No word of the week this week. I saw on the news tonight about a shooting at a congressional baseball practice and I have mixed feelings about this.
You can read about it here:
Let me say this up front that I do not condone this act of violence on anyone, no matter your political affiliation, sexual orientation, race, etc. And I’m not making an excuse for this person and his behavior, but I have to wonder if this guy was just so frustrated with what has been happening in the world within the last few years that he felt that this was his only recourse or he felt that was the only way that he could be heard. I mean you can only shit on the little guy for so long before he gets to the point of doing something reckless and dangerous – which is what happened here.
I feel bad for the people at the ball park that got hurt and injured by this man. I feel bad for the families of everyone because now they have experienced trauma and they must learn how to deal with this. I feel bad for the shooters family because I’m sure they are wondering why the person that they loved behaved in this manner and they must now learn to live with the aftermath of such a horrific event.
I have to wonder, too, when did he purchase the gun? Was this a pre-meditated event? Or did he just one day decide to buy a gun and shoot at some republicans? Where did he purchase the gun? Was it while he was living in Illinois? Or when he moved to Virginia. You know Virginia is for lovers, but he has no love for the republicans, I guess (trying humor to lighten this up a bit). I didn’t hear on the new of any of this being reported on. Maybe it is too soon to even have this information.

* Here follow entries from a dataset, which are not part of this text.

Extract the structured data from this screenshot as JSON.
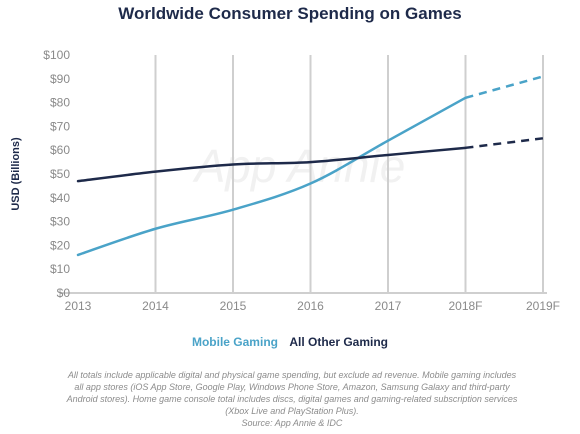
{
  "chart_data": {
    "type": "line",
    "title": "Worldwide Consumer Spending on Games",
    "ylabel": "USD (Billions)",
    "xlabel": "",
    "categories": [
      "2013",
      "2014",
      "2015",
      "2016",
      "2017",
      "2018F",
      "2019F"
    ],
    "y_ticks": [
      "$0",
      "$10",
      "$20",
      "$30",
      "$40",
      "$50",
      "$60",
      "$70",
      "$80",
      "$90",
      "$100"
    ],
    "ylim": [
      0,
      100
    ],
    "forecast_from": "2018F",
    "grid": "vertical",
    "watermark": "App Annie",
    "series": [
      {
        "name": "Mobile Gaming",
        "color": "#4aa3c8",
        "values": [
          16,
          27,
          35,
          46,
          64,
          82,
          91
        ]
      },
      {
        "name": "All Other Gaming",
        "color": "#1e2a4a",
        "values": [
          47,
          51,
          54,
          55,
          58,
          61,
          65
        ]
      }
    ]
  },
  "footnote": {
    "lines": [
      "All totals include applicable digital and physical game spending, but exclude ad revenue. Mobile gaming includes",
      "all app stores (iOS App Store, Google Play, Windows Phone Store, Amazon, Samsung Galaxy and third-party",
      "Android stores). Home game console total includes discs, digital games and gaming-related subscription services",
      "(Xbox Live and PlayStation Plus).",
      "Source: App Annie & IDC"
    ]
  }
}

I’m just trying to make sense of this, just like everyone else is I’m sure. And I have to wonder if, instead of loosening the gun control laws that we take another look at this and maybe the gun control laws should be tightened. Or maybe the gun control laws need to be looked at and re-written with the intent of having responsible gun control, instead of intent of fear that the “rights to bear arms” is being taken away. And for the record I do believe in the right to bear arms, I just ask that responsibility be included in this.
*sigh* I know that people feel very passionately about this and I can see both sides of the story ( I am a Libra after all) but I just don’t know what to think or what to feel about this. I’m trying to not be political of this, but I have to say what do the republicans expect after the inciteful political year we just head. People can only take so much before they just lose control and do something stupid.
I’m rambling, people. What do you think?